In 2008, Michigan passed energy legislation that required big utility companies to generate a certain percentage of their electricity from clean, renewable energy.
Fast-forward to 2018: Michigan gets more than 10 percent of our electricity from clean, renewable sources, like wind and solar, and new energy laws that took effect last year put us on track to increase this number to 15 percent by 2021.
In “State needs sound energy regulations,” Jan. 11, Jason Hayes of the Mackinac Center argues lawmakers should dismantle the renewable energy standard without giving a reason. He rightly notes clean energy is market competitive due to advances in technology and declining costs. He is also right that clean energy is here to stay.
We need a renewable energy standard because Michigan’s utilities are regulated monopolies.
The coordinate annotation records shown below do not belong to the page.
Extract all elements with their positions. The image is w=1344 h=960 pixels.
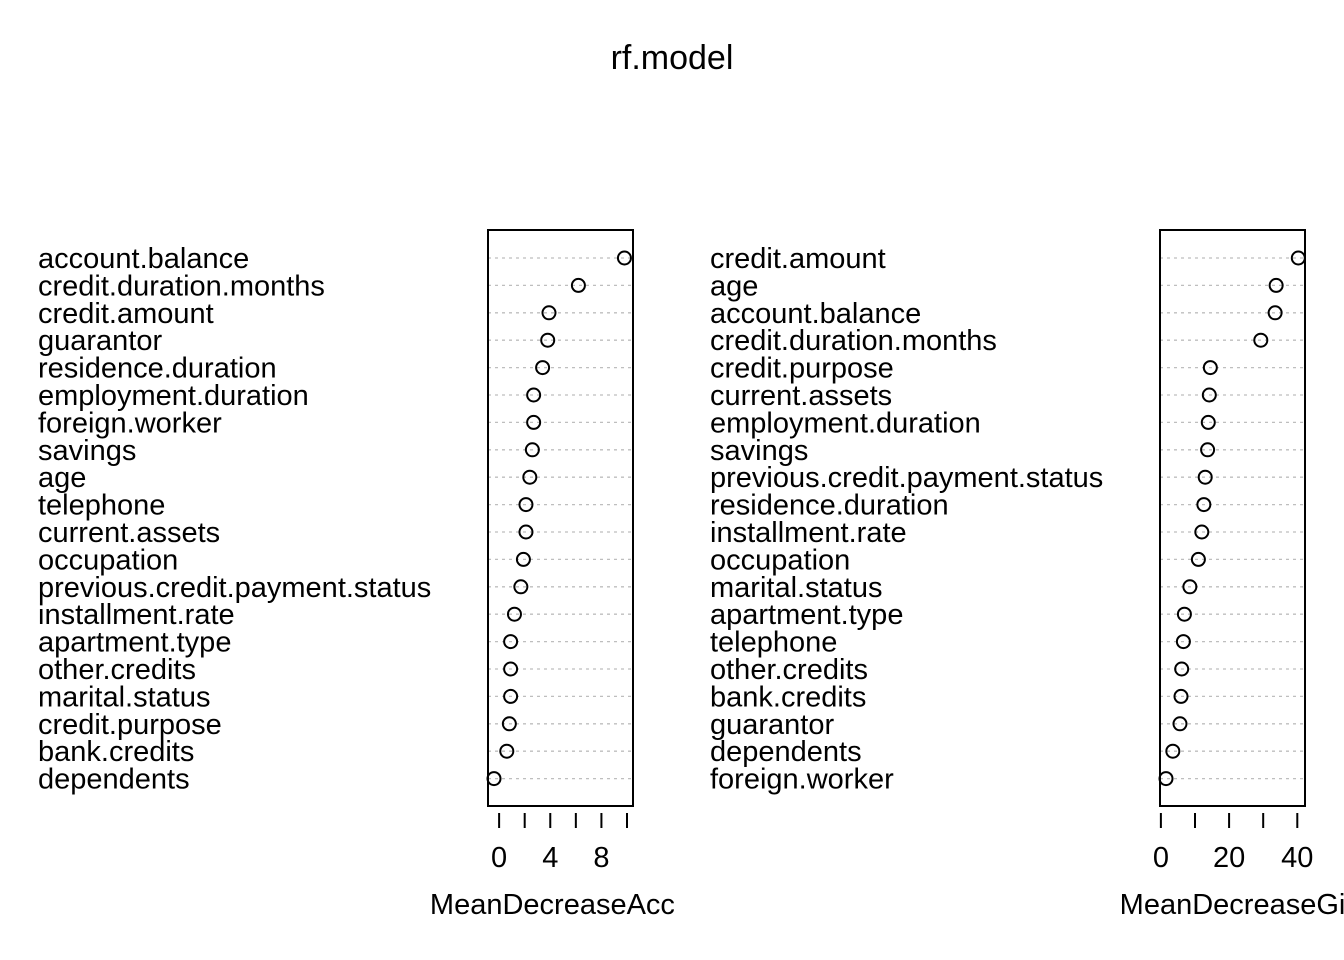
plot-frame [487,229,634,807]
data-point [1267,305,1283,321]
data-point [503,634,519,650]
category-label: age [710,270,758,302]
data-point [513,579,529,595]
x-tick-label: 0 [1153,842,1169,874]
category-label: apartment.type [710,599,903,631]
category-label: apartment.type [38,627,231,659]
data-point [1200,442,1216,458]
data-point [515,551,531,567]
data-point [1165,743,1181,759]
data-point [1202,360,1218,376]
data-point [524,442,540,458]
data-point [1197,469,1213,485]
data-point [1268,277,1284,293]
data-point [570,277,586,293]
category-label: guarantor [38,325,162,357]
x-axis-label: MeanDecreaseAccu [430,889,691,921]
category-label: savings [710,435,808,467]
category-label: foreign.worker [38,407,222,439]
data-point [1253,332,1269,348]
category-label: residence.duration [38,353,277,385]
category-label: other.credits [710,654,868,686]
data-point [1194,524,1210,540]
category-label: account.balance [710,298,921,330]
x-tick-label: 4 [542,842,558,874]
data-point [1201,387,1217,403]
category-label: dependents [710,736,862,768]
data-point [1173,688,1189,704]
category-label: credit.duration.months [38,270,325,302]
category-label: credit.amount [38,298,214,330]
category-label: savings [38,435,136,467]
data-point [518,524,534,540]
x-tick-label: 8 [593,842,609,874]
category-label: credit.purpose [710,353,894,385]
data-point [616,250,632,266]
data-point [535,360,551,376]
category-label: dependents [38,764,190,796]
category-label: bank.credits [710,681,866,713]
panel-mean-decrease-accuracy: account.balancecredit.duration.monthscre… [38,229,691,921]
data-point [541,305,557,321]
category-label: guarantor [710,709,834,741]
category-label: credit.purpose [38,709,222,741]
category-label: current.assets [710,380,892,412]
data-point [506,606,522,622]
data-point [518,497,534,513]
data-point [1175,634,1191,650]
data-point [499,743,515,759]
category-label: occupation [710,544,850,576]
category-label: bank.credits [38,736,194,768]
data-point [526,387,542,403]
data-point [1174,661,1190,677]
category-label: other.credits [38,654,196,686]
data-point [526,414,542,430]
category-label: marital.status [38,681,210,713]
data-point [1200,414,1216,430]
plot-frame [1159,229,1306,807]
data-point [503,661,519,677]
panel-mean-decrease-gini: credit.amountageaccount.balancecredit.du… [710,229,1344,921]
data-point [501,716,517,732]
chart-title: rf.model [611,39,734,77]
category-label: telephone [710,627,837,659]
data-point [1196,497,1212,513]
category-label: previous.credit.payment.status [710,462,1103,494]
category-label: residence.duration [710,490,949,522]
x-axis-label: MeanDecreaseGi [1120,889,1344,921]
category-label: current.assets [38,517,220,549]
category-label: age [38,462,86,494]
category-label: employment.duration [710,407,981,439]
category-label: installment.rate [710,517,907,549]
category-label: foreign.worker [710,764,894,796]
x-tick-label: 0 [491,842,507,874]
category-label: previous.credit.payment.status [38,572,431,604]
data-point [540,332,556,348]
data-point [522,469,538,485]
category-label: account.balance [38,243,249,275]
category-label: employment.duration [38,380,309,412]
category-label: credit.amount [710,243,886,275]
data-point [1172,716,1188,732]
data-point [1190,551,1206,567]
category-label: installment.rate [38,599,235,631]
category-label: marital.status [710,572,882,604]
data-point [1182,579,1198,595]
data-point [503,688,519,704]
x-tick-label: 40 [1281,842,1313,874]
data-point [1176,606,1192,622]
category-label: credit.duration.months [710,325,997,357]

They might take modest steps toward building more clean energy on their own, but without a requirement, there are incentives which might encourage them to stick with fossil fuels.
Ratepayers need strong policies like the renewable energy standard to ensure big utility companies invest in the lowest cost energy for their customers — and the lowest-cost energy also happens to be the cleanest. A recent analysis by Lazard Investment Bank found that clean, renewable energy, like wind and solar, is now cheaper than coal and even natural gas. That’s without any subsidies.
Despite declining costs for renewable energy, strong renewable energy policies are still necessary to guarantee continued investment. A growing number of large companies are requesting access to 100 percent renewable energy to power their operations. That’s because prices for clean, renewable energy are much more stable than other sources of energy, making it a safe long-term investment.